Conservatives squabble ahead of hearing on GOP bill

As originally published in E&E News.

By: Nick Sobczyk

The House Natural Resources Committee will examine two climate change bills, including a Republican-backed measure that’s taken heat from influential conservative groups.

The panel will hold a legislative hearing Wednesday on a bill from Chairman Raúl Grijalva (D-Ariz.) to achieve net-zero emissions on public lands, as well as Rep. Bruce Westerman’s “Trillion Trees Act,” H.R. 5859.

The Arkansas Republican introduced the legislation earlier this month as part of a package of GOP climate change bills, an effort led by Minority Leader Kevin McCarthy (R-Calif.).

It got plenty of media attention and encouragement from moderate GOP groups, which saw the legislative slate as a sign the party is finally thinking seriously about climate change amid polls that show voters increasingly want the federal government to deal with the issue (E&E Daily, Feb. 13).

In addition to Westerman’s bill, which would aim to sequester carbon by aligning the U.S. with the international Trillion Trees initiative, Republicans rolled out various new research authorizations and an extension of the 45Q tax credit for carbon capture.

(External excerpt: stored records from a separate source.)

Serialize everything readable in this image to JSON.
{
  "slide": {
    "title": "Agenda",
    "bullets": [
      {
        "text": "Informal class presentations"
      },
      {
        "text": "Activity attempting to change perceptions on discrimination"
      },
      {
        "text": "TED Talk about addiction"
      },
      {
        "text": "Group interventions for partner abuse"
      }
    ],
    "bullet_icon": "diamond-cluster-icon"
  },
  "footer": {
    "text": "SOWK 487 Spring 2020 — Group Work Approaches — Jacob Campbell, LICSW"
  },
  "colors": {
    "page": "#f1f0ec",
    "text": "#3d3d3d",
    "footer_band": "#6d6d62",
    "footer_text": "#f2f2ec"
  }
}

But the influential conservative organization Club for Growth immediately blasted the package, calling it “liberal environmental policies” and threatening to withhold support from any Republican who backed it.

The group is now readying its own platform of climate policies based on “free market principles,” the Washington Examiner reported last week, though it’s not clear what exactly that will look like.

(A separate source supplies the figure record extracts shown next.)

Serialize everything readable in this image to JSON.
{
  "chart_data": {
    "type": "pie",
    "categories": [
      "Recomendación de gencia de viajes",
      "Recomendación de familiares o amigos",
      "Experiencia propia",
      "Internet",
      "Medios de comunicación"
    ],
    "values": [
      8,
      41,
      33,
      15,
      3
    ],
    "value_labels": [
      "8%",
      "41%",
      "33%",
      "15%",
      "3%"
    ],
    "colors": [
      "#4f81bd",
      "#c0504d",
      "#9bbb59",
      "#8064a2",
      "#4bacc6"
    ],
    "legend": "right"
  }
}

“Looking at Club for Growth’s history, we’re not going to see large spending, we’re not going to see subsidies or tax credits,” said Heather Reams, executive director of Citizens for Responsible Energy Solutions, a conservative clean energy group that has backed McCarthy’s effort.

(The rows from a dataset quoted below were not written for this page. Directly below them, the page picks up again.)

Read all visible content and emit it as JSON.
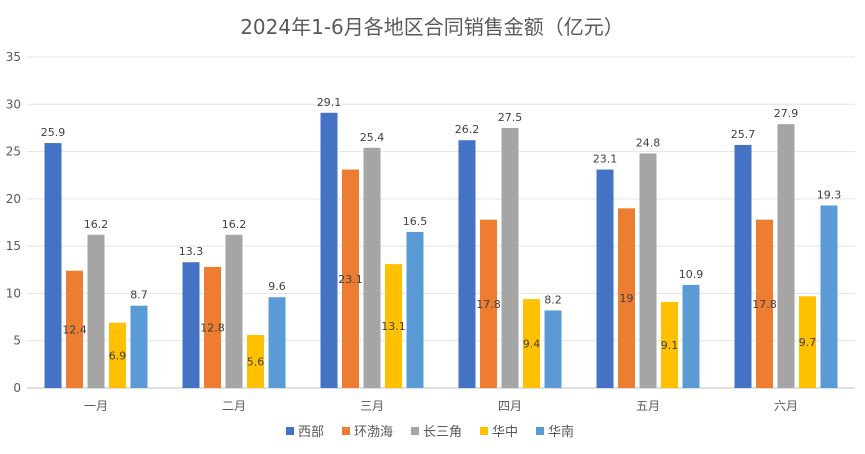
{
  "chart_data": {
    "type": "bar",
    "title": "2024年1-6月各地区合同销售金额（亿元）",
    "categories": [
      "一月",
      "二月",
      "三月",
      "四月",
      "五月",
      "六月"
    ],
    "ylim": [
      0,
      35
    ],
    "yticks": [
      0,
      5,
      10,
      15,
      20,
      25,
      30,
      35
    ],
    "grid": true,
    "legend_position": "bottom",
    "series": [
      {
        "name": "西部",
        "color": "#4472C4",
        "values": [
          25.9,
          13.3,
          29.1,
          26.2,
          23.1,
          25.7
        ],
        "label_pos": "outside"
      },
      {
        "name": "环渤海",
        "color": "#ED7D31",
        "values": [
          12.4,
          12.8,
          23.1,
          17.8,
          19,
          17.8
        ],
        "label_pos": "inside"
      },
      {
        "name": "长三角",
        "color": "#A5A5A5",
        "values": [
          16.2,
          16.2,
          25.4,
          27.5,
          24.8,
          27.9
        ],
        "label_pos": "outside"
      },
      {
        "name": "华中",
        "color": "#FFC000",
        "values": [
          6.9,
          5.6,
          13.1,
          9.4,
          9.1,
          9.7
        ],
        "label_pos": "inside"
      },
      {
        "name": "华南",
        "color": "#5B9BD5",
        "values": [
          8.7,
          9.6,
          16.5,
          8.2,
          10.9,
          19.3
        ],
        "label_pos": "outside"
      }
    ]
  }
}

“I can imagine they have a lot to contribute in terms of deregulation, so I’d like to see where they have been able to dig in and we can look to expand all energy, certainly clean energy.”

There’s certainly risk that the club’s harsh words for McCarthy could have a “chilling effect” on Republicans looking to come out on climate, but Reams said it’s ultimately a positive to have a “competition of ideas” on the right.

Other right-leaning organizations that have long opposed climate policy homed in on Westerman’s bill, with Myron Ebell of the Competitive Enterprise Institute calling it “particularly ill considered.”